At the Israeli briefing, officials did not say how many trucks have made use of the route.

Freedman said the route will have a military presence and Israeli military spokesperson Rear Adm. Daniel Hagari said Israel will “make sure the road is safe.”

Israeli authorities have continually said the lack of aid reaching desperate Palestinians in Gaza is due to the failure of the UN to distribute supplies within the war-stricken territory. Meanwhile, the UN has claimed Israel is enforcing unnecessary and drawn-out inspection procedures at the crossing, and that fighting in Gaza, along with violence and truck looting, has hampered their distribution efforts.

Freedman said there are more than 1,000 trucks on the Gaza side of the crossing waiting to be picked up for delivery.

A bundle of humanitarian aid for the Gaza Strip with the logo of World Central Kitchen (WCK) on a truck at the Kerem Shalom border crossing in southern Israel, on May 30, 2024 (AP Photo/Tsafrir Abayov, File)

The war in Gaza erupted with the October 7 massacre in southern Israel, during which thousands of Hamas-led terrorists burst across the border into Israel, killing some 1,200 people and seizing 251 hostages, most of them civilians.
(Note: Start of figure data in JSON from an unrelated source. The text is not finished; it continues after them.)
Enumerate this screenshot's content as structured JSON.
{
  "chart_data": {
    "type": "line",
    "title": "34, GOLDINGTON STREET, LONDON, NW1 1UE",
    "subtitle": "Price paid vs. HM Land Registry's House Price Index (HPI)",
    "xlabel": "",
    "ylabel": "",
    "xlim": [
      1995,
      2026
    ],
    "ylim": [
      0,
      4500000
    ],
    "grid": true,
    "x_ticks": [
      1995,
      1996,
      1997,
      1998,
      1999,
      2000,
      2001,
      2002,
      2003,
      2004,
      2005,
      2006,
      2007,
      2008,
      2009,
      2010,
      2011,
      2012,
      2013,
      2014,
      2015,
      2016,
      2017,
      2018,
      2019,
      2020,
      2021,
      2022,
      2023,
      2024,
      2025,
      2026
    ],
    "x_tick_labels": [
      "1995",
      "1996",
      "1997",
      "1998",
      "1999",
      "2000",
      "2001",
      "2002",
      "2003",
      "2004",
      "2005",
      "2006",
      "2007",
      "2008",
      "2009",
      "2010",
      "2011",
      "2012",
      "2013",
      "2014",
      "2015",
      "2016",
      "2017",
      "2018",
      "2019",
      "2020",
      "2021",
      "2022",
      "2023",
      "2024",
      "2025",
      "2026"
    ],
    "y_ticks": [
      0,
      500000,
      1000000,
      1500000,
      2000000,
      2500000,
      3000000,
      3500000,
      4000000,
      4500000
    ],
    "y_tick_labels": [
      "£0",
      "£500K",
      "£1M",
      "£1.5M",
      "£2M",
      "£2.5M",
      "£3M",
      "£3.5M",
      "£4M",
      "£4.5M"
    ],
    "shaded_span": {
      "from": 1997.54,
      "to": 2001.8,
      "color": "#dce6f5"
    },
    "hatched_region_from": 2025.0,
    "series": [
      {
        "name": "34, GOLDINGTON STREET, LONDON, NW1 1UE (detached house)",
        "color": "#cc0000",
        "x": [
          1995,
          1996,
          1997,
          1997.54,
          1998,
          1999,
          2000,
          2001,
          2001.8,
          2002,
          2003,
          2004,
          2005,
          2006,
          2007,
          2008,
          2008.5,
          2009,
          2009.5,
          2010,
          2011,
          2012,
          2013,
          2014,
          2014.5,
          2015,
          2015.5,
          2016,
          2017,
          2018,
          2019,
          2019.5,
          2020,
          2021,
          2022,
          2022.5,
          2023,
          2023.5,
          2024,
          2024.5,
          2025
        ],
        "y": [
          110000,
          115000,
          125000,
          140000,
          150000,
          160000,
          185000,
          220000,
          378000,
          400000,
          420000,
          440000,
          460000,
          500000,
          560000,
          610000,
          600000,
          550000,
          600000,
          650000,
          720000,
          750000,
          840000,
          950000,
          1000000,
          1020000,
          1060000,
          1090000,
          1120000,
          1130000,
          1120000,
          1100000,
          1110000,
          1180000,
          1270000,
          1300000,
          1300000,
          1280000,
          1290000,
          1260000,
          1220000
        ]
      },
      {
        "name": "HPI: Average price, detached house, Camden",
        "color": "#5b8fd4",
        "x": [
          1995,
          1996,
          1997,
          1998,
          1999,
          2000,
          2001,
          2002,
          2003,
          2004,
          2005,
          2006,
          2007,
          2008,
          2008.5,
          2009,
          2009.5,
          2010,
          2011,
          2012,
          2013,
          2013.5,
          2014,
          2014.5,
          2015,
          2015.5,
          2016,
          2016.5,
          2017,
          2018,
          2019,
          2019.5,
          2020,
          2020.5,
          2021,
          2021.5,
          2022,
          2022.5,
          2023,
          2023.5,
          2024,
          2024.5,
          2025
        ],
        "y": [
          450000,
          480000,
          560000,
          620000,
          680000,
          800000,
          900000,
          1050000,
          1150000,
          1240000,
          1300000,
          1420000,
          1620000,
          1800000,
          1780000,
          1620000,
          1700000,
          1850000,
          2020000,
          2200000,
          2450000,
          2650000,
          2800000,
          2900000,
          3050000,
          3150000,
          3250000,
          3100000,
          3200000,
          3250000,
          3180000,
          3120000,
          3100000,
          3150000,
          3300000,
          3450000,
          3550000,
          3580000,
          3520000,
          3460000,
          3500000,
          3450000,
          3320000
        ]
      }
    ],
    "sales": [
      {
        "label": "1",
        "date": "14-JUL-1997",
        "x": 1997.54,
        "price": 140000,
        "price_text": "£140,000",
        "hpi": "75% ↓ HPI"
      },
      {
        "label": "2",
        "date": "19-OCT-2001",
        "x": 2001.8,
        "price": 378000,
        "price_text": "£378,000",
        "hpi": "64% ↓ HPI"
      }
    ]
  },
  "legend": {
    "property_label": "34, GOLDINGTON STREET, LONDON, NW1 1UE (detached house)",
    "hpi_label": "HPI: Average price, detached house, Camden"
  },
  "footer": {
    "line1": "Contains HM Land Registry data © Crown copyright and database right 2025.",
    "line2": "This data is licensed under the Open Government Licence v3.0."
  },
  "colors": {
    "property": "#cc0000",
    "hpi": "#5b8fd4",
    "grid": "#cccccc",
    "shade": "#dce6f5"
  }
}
The Hamas-run Gaza health ministry says more than 37,000 people in the Strip have been killed or are presumed dead in the fighting so far, though it does not differentiate between civilians and fighters. The toll, which cannot be verified, includes some 15,000 combatants Israel says it has killed in battle. Israel also says it killed some 1,000 terrorists inside Israel on October 7.

Three hundred and eleven troops have been killed during the ground offensive against Hamas and amid operations along the Gaza border. The toll includes a police officer killed in a hostage rescue mission. A civilian Defense Ministry contractor has also been killed in the Strip.

Israel has vowed to eliminate Hamas and destroy its military and governing capabilities to ensure it no longer poses a threat to Israel, but is also involved in indirect talks with the terror group aimed at an extended truce and the release of the 116 hostages believed to still be held by the group, dozens of whom are thought dead. Hamas has also been holding two Israeli civilians who entered the Strip in 2014 and 2015, as well as the bodies of two IDF soldiers who were killed in 2014.